Keith,
Thanks so much for your response. I just sent a post that has more information on my indexes and how I select data.
I am glad you mentioned data retention. Each day early in the morning I delete data from this table that is older than 18 months. I now see that I should probably vacuum the table after deleting the data. That way any new information that is added is all grouped together.
Your comments were very insightful.
Thanks,
Lance
From: Keith Fiske <keith.fiske@xxxxxxxxxxxxxxx>
Date: Tuesday, October 9, 2018 at 9:35 AM
To: Lance Campbell <lance@xxxxxxxxxxxx>
Cc: "pgsql-admin@xxxxxxxxxxxxxx" <pgsql-admin@xxxxxxxxxxxxxx>
Subject: Re: Should I use table partitions
On Tue, Oct 9, 2018 at 10:19 AM Campbell, Lance <lance@xxxxxxxxxxxx> wrote:
PostgreSQL 10.x
Question:
Should I use table partitions if my table meets the below parameters? The size of the table should remain relatively consistent in size and number of rows. I would not expect it to vary more than 15% at any given time.
Info:
Table rows: 83,051,164
Table size only: 25.6 G
Total size of table including indexes: 38.6 G
Table definition:
CREATE TABLE xyz.abc
(
fk_def_id integer NOT NULL,
id integer NOT NULL DEFAULT nextval(('xyz.abc_id_seq'::text)::regclass),
email_address text,
created_timestamp timestamp with time zone DEFAULT now(),
updated_timestamp timestamp with time zone DEFAULT now(),
provider text,
server_id integer DEFAULT 0,
read_count integer DEFAULT 0,
fk_group_id integer DEFAULT 0,
mail_log_timestamp timestamp with time zone DEFAULT now(),
mail_log_process_code integer DEFAULT '-1'::integer,
mail_log_message text DEFAULT,
mail_log_mail_id text DEFAULT '',
mail_log_rule text DEFAULT '',
is_listserv boolean DEFAULT false,
is_bad_email_address boolean DEFAULT false,
bad_email_address_message text DEFAULT '',
finder text DEFAULT '',
constituent_id text DEFAULT '',
CONSTRAINT abc_pkey PRIMARY KEY (id)
);
Thanks,
Lance Campbell
The big, main reason for partitioning in PostgreSQL is if you have data retention that has to be managed. It makes having to deal with bloat a lot easier since you don't have to do bulk deletes that may never be filled with new data again. If you have no data retention being done now, I wouldn't worry about it until you start getting closer to 1 billion rows or more. That's when vacuuming run times may start to be a concern and partitioning can help reduce those since the individual objects are smaller to manage. Also, if there's a lot of static data, and you're on 9.6+, you can greatly improve vacuum times by running a VACUUM FREEZE on the table. That added a feature to allow vacuum to skip pages that are fully frozen.

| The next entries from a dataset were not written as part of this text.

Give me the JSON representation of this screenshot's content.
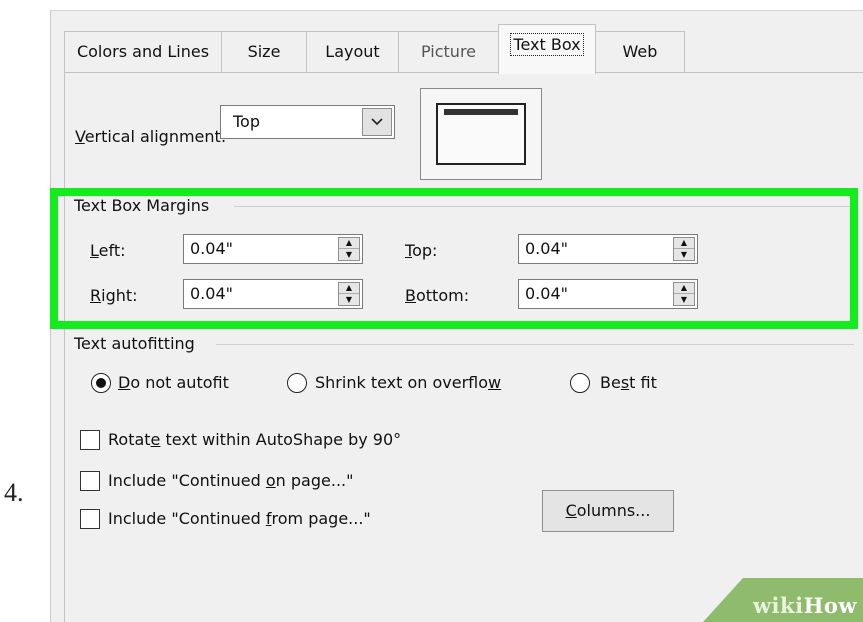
{
  "step_number": "4.",
  "tabs": [
    {
      "label": "Colors and Lines"
    },
    {
      "label": "Size"
    },
    {
      "label": "Layout"
    },
    {
      "label": "Picture"
    },
    {
      "label": "Text Box"
    },
    {
      "label": "Web"
    }
  ],
  "vertical_alignment": {
    "label_rest": "ertical alignment:",
    "label_mnemonic": "V",
    "value": "Top"
  },
  "margins": {
    "group_label": "Text Box Margins",
    "left": {
      "mnemonic": "L",
      "label_rest": "eft:",
      "value": "0.04\""
    },
    "right": {
      "mnemonic": "R",
      "label_rest": "ight:",
      "value": "0.04\""
    },
    "top": {
      "mnemonic": "T",
      "label_rest": "op:",
      "value": "0.04\""
    },
    "bottom": {
      "mnemonic": "B",
      "label_rest": "ottom:",
      "value": "0.04\""
    }
  },
  "autofit": {
    "group_label": "Text autofitting",
    "options": [
      {
        "mnemonic": "D",
        "label_rest": "o not autofit",
        "checked": true
      },
      {
        "label_pre": "Shrink text on overflo",
        "mnemonic": "w",
        "checked": false
      },
      {
        "label_pre": "Be",
        "mnemonic": "s",
        "label_post": "t fit",
        "checked": false
      }
    ]
  },
  "checkboxes": [
    {
      "label_pre": "Rotat",
      "mnemonic": "e",
      "label_post": " text within AutoShape by 90°",
      "checked": false
    },
    {
      "label_pre": "Include \"Continued ",
      "mnemonic": "o",
      "label_post": "n page...\"",
      "checked": false
    },
    {
      "label_pre": "Include \"Continued ",
      "mnemonic": "f",
      "label_post": "rom page...\"",
      "checked": false
    }
  ],
  "columns_button": {
    "mnemonic": "C",
    "label_rest": "olumns..."
  },
  "watermark": {
    "part1": "wiki",
    "part2": "How"
  },
  "colors": {
    "highlight": "#13ed1e",
    "dialog_bg": "#f0f0f0",
    "watermark_bg": "#8fbb6c"
  },
  "icons": {
    "combo": "chevron-down-icon",
    "spinner": "up-down-arrows-icon",
    "radio": "radio-icon",
    "checkbox": "checkbox-icon"
  }
}
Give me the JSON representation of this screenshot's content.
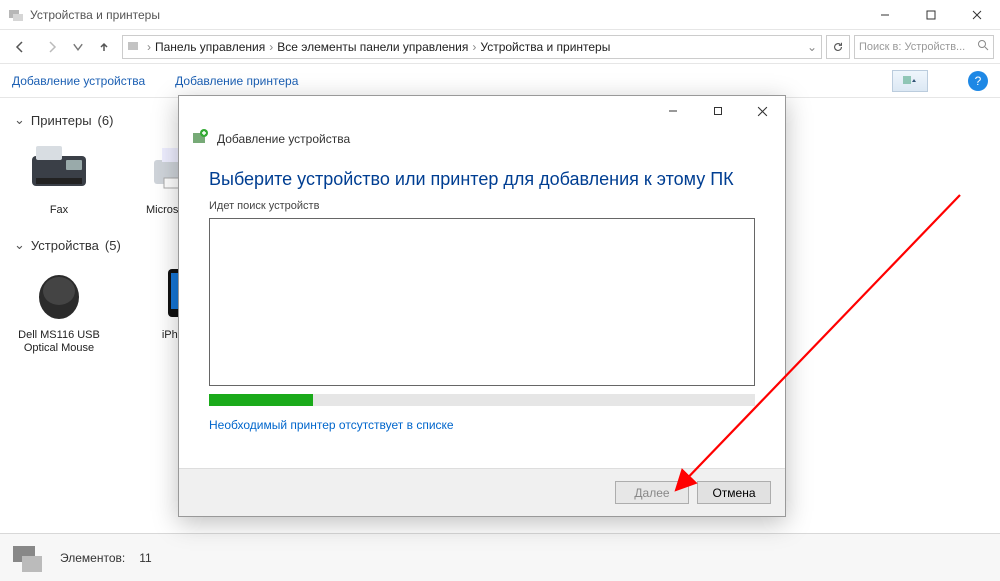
{
  "window": {
    "title": "Устройства и принтеры"
  },
  "breadcrumb": {
    "root": "Панель управления",
    "mid": "Все элементы панели управления",
    "leaf": "Устройства и принтеры"
  },
  "search": {
    "placeholder": "Поиск в: Устройств..."
  },
  "commands": {
    "add_device": "Добавление устройства",
    "add_printer": "Добавление принтера"
  },
  "groups": {
    "printers": {
      "label": "Принтеры",
      "count": "(6)"
    },
    "devices": {
      "label": "Устройства",
      "count": "(5)"
    }
  },
  "printers": [
    {
      "label": "Fax"
    },
    {
      "label": "Microsoft P…"
    }
  ],
  "devices": [
    {
      "label": "Dell MS116 USB Optical Mouse"
    },
    {
      "label": "iPhone"
    }
  ],
  "statusbar": {
    "label": "Элементов:",
    "count": "11"
  },
  "dialog": {
    "header": "Добавление устройства",
    "title": "Выберите устройство или принтер для добавления к этому ПК",
    "subtitle": "Идет поиск устройств",
    "progress_percent": 19,
    "link": "Необходимый принтер отсутствует в списке",
    "next": "Далее",
    "cancel": "Отмена"
  }
}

Query read performance is really a secondary concern for partitioning in PG, especially if you're not managing data retention. Btree lookups are FAR more efficient than constraint exclusion (partition pruning in PG11+) will ever be. And if you're only doing more narrow data lookups, you'll actually see a performance decrease in queries since removing partitions in the planner adds overhead. That overhead isn't as big of a concern if there's data retention to manage, though, since bloat will be a bigger impact than the planner overhead. If you're grabbing larger blocks of data at one time, that's when partitioning may start helping with reads more since it has to pull fewer pages from disk.
--
Keith Fiske
Senior Database Engineer
Crunchy Data - http://crunchydata.com
On Tue, Oct 9, 2018 at 10:43 AM Campbell, Lance <lance@xxxxxxxxxxxx> wrote:
Note that a normal VACUUM will not re-arrange the data on disk to group it together. Only a VACUUM FULL will do something like that and even then it doesn't really group similar data close together. You're probably thinking of CLUSTER. And the clustering is not automatically retained and has to be re-run periodically. But both VACUUM FULL and CLUSTER require a full lock on the table involved that blocks all access until they are done running.
I wrote more about managing bloat in my blog and what vacuuming actually does if you're interested - https://www.keithf4.com/checking-for-postgresql-bloat/
Before going down the partitioning road, I would first recommend getting some bloat monitoring in place, to see if it's even a concern. If you're removing the data fairly often and not in huge chunks at a time, your deletion/ingest rate may be balanced out. If you are seeing bloat becoming a concern, I'd recommend the smallest interval at monthly. You may even want to try yearly since your retention period is longer. The fewer partitions there are, the better.
Keith